Dynamics of rib bone regeneration in mice

Professor Francesca Mariani, a founding member of our company, is also a professor at the USC Keck school of medicine where she studies bone and cartilage repair and development. Investigations in her lab led to the discovery that ribs can regenerate relatively enormous lesions of up to 20-40% of their length under certain circumstances. This is remarkable considering that in humans even a 2-4% lesion in the femur heals very poorly and can cripple the patient's ability to walk. This regeneration of the rib was previously observed in humans by plastic surgeons harvesting rib bone for facial reconstruction, but was not previously documented in mice and no model organism development or systematic study of the process has been performed previously. Having developed the surgical skills and assays necessary to build the mouse model of this process, Dr. Mariani's lab has had an opportunity to examine some of the variables related to this rib regrowth.

As part of the early analysis, Micro CT scans of mouse rib regeneration were quantified using 3D imaging software and the regenerated tissue compared to the size of the unaltered rib. Statistical analysis was necessary to infer the unaltered size and to compensate for the difficulties in measurement.

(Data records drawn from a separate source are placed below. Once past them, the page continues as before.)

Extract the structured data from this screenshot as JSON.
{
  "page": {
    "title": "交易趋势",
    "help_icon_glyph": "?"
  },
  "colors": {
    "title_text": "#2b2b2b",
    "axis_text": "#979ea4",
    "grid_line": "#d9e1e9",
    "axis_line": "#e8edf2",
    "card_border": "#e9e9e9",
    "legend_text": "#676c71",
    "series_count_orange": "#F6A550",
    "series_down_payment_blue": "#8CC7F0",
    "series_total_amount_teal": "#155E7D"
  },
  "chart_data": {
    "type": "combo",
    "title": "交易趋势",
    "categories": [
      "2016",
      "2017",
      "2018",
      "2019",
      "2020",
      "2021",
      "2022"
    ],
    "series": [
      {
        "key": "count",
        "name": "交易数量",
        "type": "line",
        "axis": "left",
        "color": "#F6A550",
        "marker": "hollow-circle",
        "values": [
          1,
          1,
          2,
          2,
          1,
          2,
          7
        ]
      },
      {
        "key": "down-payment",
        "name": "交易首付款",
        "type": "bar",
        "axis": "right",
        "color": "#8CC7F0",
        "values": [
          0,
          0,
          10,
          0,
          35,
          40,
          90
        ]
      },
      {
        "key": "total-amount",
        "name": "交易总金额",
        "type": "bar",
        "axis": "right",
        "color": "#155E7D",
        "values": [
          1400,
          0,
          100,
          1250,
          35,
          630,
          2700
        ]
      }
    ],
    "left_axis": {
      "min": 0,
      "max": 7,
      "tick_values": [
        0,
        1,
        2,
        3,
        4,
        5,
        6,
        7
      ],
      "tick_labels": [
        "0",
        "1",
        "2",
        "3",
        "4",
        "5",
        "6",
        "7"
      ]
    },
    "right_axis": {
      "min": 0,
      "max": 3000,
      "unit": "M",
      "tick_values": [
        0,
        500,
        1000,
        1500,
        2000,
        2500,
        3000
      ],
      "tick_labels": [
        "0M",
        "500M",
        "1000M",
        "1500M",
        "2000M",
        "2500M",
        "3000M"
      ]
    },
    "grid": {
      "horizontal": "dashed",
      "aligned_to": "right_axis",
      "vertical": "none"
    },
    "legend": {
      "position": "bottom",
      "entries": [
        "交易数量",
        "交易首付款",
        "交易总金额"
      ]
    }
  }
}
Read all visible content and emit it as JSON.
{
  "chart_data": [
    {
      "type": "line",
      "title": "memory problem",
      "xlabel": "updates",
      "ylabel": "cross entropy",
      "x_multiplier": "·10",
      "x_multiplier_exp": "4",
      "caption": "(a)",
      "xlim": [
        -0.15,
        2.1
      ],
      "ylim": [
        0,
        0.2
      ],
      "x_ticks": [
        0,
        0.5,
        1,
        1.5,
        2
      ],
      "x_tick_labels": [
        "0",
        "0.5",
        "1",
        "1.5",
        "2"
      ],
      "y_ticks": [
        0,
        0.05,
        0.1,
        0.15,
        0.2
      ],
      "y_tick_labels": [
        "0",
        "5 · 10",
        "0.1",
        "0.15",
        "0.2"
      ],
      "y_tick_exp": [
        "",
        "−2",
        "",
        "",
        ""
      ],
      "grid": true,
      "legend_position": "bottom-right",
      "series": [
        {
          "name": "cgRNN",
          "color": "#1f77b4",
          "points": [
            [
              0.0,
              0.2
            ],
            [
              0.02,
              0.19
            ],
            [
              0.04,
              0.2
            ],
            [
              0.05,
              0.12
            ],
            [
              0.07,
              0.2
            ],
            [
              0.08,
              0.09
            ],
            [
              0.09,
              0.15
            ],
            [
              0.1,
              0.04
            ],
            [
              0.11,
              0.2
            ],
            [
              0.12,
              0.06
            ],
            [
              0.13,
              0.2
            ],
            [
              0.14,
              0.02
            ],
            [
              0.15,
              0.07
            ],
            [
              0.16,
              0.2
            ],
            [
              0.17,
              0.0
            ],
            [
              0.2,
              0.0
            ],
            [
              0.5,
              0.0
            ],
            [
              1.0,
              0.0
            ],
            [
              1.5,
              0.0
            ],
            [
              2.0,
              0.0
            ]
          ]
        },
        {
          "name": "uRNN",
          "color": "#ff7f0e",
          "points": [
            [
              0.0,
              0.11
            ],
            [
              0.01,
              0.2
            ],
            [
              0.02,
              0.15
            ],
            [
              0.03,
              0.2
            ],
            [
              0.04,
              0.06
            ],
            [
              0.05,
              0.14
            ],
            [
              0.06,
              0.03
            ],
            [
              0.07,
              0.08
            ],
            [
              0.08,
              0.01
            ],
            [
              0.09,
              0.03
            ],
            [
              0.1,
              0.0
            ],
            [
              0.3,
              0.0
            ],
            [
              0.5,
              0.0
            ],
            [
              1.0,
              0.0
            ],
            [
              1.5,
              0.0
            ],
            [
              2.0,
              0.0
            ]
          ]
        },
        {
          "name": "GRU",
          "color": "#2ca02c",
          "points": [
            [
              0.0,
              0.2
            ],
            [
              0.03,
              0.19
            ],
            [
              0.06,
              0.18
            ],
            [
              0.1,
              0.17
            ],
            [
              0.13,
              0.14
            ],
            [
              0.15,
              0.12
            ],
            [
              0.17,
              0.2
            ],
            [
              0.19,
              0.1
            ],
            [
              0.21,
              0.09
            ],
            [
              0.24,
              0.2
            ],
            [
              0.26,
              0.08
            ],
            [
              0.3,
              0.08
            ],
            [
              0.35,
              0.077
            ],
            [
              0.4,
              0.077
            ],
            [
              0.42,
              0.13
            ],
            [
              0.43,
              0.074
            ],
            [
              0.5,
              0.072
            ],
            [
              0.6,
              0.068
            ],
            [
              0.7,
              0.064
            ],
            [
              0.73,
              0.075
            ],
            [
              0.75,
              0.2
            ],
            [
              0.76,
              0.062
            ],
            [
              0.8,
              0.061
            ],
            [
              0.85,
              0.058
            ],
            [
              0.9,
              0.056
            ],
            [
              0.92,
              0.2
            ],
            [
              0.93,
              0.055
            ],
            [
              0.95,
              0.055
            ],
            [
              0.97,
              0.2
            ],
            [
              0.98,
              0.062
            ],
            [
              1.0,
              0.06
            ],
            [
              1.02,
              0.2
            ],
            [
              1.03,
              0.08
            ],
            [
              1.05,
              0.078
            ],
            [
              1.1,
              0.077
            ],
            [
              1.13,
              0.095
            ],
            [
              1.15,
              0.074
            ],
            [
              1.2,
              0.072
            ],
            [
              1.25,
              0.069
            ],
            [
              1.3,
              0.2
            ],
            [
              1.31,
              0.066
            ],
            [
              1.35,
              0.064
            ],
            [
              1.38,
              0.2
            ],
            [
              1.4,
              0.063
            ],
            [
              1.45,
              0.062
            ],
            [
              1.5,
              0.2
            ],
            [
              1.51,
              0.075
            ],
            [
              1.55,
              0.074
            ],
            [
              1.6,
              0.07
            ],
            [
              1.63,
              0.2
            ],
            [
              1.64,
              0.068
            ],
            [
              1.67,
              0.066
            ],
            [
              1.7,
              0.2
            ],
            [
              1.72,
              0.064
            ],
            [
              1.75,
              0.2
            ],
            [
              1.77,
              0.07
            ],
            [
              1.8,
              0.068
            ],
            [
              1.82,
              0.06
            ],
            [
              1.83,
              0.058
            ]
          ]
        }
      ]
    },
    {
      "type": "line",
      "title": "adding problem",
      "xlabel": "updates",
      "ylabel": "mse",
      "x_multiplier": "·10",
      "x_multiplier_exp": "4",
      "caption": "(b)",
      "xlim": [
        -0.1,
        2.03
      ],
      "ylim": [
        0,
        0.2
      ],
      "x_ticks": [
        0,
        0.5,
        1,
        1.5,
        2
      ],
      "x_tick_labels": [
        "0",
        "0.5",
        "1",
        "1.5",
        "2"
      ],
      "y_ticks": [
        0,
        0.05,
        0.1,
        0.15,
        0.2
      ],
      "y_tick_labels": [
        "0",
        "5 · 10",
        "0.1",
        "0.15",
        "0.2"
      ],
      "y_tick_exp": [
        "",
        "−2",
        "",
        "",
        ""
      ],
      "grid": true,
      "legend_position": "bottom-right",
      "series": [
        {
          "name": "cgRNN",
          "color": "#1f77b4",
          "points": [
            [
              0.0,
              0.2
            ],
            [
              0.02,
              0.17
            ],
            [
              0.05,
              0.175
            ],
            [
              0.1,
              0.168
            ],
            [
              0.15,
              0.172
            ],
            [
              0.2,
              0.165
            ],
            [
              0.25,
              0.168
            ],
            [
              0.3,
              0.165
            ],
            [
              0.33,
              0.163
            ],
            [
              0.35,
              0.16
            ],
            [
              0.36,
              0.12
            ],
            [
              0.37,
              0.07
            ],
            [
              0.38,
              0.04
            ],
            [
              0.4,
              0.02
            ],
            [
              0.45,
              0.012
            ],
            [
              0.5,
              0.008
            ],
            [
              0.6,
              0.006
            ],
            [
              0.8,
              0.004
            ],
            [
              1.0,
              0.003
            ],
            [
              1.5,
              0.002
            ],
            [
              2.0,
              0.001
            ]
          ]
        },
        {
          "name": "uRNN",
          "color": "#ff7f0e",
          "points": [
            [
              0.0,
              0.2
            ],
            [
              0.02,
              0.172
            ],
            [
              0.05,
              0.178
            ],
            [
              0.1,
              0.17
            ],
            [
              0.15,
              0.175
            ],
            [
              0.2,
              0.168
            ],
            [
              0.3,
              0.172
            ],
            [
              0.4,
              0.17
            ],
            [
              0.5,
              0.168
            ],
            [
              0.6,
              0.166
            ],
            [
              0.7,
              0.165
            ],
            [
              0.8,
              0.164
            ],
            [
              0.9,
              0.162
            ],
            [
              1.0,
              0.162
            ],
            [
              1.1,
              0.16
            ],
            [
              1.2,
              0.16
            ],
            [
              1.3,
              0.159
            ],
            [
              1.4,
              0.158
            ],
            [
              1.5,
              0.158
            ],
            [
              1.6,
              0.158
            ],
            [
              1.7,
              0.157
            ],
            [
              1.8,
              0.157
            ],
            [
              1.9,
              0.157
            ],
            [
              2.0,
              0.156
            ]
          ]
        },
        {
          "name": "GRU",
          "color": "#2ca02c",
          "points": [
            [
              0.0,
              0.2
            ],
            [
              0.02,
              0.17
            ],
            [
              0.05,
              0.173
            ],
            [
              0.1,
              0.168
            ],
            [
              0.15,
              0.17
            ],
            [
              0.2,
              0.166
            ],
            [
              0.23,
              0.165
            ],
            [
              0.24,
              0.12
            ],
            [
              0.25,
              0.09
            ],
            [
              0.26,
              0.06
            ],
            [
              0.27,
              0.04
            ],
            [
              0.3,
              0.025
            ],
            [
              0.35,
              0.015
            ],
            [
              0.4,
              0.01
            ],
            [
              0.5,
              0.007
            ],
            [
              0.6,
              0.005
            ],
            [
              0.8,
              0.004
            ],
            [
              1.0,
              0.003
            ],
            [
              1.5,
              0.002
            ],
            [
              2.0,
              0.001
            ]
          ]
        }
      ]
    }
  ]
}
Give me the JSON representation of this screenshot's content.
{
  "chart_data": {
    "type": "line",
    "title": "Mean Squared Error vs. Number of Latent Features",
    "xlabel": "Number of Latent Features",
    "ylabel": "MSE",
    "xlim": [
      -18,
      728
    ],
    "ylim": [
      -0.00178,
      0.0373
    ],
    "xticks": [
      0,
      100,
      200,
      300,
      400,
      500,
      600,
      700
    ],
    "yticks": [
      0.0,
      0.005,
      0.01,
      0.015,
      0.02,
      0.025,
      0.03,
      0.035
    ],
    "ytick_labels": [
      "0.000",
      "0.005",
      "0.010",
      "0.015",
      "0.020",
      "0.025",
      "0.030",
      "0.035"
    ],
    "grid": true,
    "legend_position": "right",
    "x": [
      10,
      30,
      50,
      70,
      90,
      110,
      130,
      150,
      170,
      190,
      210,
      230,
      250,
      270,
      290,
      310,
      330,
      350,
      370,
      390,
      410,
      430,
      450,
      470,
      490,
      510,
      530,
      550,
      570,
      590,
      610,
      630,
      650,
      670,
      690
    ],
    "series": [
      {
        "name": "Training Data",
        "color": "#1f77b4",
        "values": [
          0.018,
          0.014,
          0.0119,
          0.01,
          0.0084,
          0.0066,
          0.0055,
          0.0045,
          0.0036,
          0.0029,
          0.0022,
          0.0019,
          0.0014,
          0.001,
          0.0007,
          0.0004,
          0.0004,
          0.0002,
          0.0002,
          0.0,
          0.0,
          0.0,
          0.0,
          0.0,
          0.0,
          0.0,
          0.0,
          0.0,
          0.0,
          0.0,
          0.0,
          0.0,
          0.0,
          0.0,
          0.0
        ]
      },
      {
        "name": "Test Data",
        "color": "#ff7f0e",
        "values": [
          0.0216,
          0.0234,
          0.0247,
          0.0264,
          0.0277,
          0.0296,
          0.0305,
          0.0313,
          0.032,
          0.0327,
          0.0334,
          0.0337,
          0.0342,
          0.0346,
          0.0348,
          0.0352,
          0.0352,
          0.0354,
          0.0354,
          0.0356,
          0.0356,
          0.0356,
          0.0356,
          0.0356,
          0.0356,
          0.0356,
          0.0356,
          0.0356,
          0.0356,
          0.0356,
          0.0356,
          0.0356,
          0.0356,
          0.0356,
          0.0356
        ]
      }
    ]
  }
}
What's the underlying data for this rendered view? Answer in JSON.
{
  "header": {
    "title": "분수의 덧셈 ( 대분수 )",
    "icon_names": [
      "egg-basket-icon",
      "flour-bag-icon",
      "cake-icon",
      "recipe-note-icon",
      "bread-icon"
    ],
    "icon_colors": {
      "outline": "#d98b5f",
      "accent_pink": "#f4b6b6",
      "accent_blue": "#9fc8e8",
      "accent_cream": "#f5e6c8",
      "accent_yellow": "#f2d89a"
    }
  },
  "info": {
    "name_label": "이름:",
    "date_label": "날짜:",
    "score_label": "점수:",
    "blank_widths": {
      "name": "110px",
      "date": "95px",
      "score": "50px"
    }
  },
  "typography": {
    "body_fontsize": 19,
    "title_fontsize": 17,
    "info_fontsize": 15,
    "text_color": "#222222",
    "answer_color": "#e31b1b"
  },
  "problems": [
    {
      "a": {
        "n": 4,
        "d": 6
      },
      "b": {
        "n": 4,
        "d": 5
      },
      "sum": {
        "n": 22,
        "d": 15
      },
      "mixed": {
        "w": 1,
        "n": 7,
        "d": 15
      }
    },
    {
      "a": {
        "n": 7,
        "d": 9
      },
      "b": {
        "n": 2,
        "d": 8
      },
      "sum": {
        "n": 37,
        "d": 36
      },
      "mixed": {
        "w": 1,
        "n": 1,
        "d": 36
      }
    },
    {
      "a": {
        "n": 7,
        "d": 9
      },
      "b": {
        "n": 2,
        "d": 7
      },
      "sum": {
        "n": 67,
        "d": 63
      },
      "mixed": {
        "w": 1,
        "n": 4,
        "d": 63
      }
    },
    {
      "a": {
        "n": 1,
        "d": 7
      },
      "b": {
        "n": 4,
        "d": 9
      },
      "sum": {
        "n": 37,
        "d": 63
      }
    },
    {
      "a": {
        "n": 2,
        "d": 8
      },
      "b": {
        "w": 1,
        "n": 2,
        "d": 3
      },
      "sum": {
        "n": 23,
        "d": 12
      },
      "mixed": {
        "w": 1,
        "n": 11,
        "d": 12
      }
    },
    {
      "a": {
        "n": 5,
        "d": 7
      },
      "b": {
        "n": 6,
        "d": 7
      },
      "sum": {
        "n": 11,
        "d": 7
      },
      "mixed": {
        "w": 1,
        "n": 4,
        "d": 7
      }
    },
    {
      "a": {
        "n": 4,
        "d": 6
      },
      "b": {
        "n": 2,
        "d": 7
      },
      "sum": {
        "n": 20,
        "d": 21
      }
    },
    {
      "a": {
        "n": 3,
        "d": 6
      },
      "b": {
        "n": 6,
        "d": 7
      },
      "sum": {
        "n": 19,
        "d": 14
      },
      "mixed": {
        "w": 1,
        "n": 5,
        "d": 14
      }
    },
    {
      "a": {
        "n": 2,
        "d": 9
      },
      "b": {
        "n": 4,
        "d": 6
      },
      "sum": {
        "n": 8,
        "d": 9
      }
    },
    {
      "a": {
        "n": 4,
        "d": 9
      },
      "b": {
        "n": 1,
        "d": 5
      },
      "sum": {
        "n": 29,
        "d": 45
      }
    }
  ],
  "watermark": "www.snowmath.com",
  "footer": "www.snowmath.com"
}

Through the analysis of surgical results and the incorporation of biological understanding, a model arose as to the cause of this remarkable healing ability. A membrane surrounding the bone known as the periosteum or the cartilage (perichondrium) is thought to provide stem-cells that multiply in the membrane, invade the injured region, and rebuild the bone. In addition, bone building cells at the cut ends are expected to extend outward and affect healing near the ends. When the ends are nearly in contact, as occurs in a simple fracture, the extension process is dominant. However, when the lesion is long only healing from the surface sheath can accomplish the level of healing observed in the rib.

Through a mathematical analysis of the interplay of these two processes, we discovered that a critical ratio controls the healing rate: the surface area to volume ratio of the removed section. Through a constant parameter which has the units of velocity, a rate can be determined for a given lesion r = \frac{vS}{V}. This rate has units of 1/[\mathrm{time}] when v has units of velocity and S is a surface area and V is the volume of the removed bone. Analyzing the data based on this simple ratio and a differential equation for regrowth led to a better understanding of why ribs have their remarkable regenerative capacity.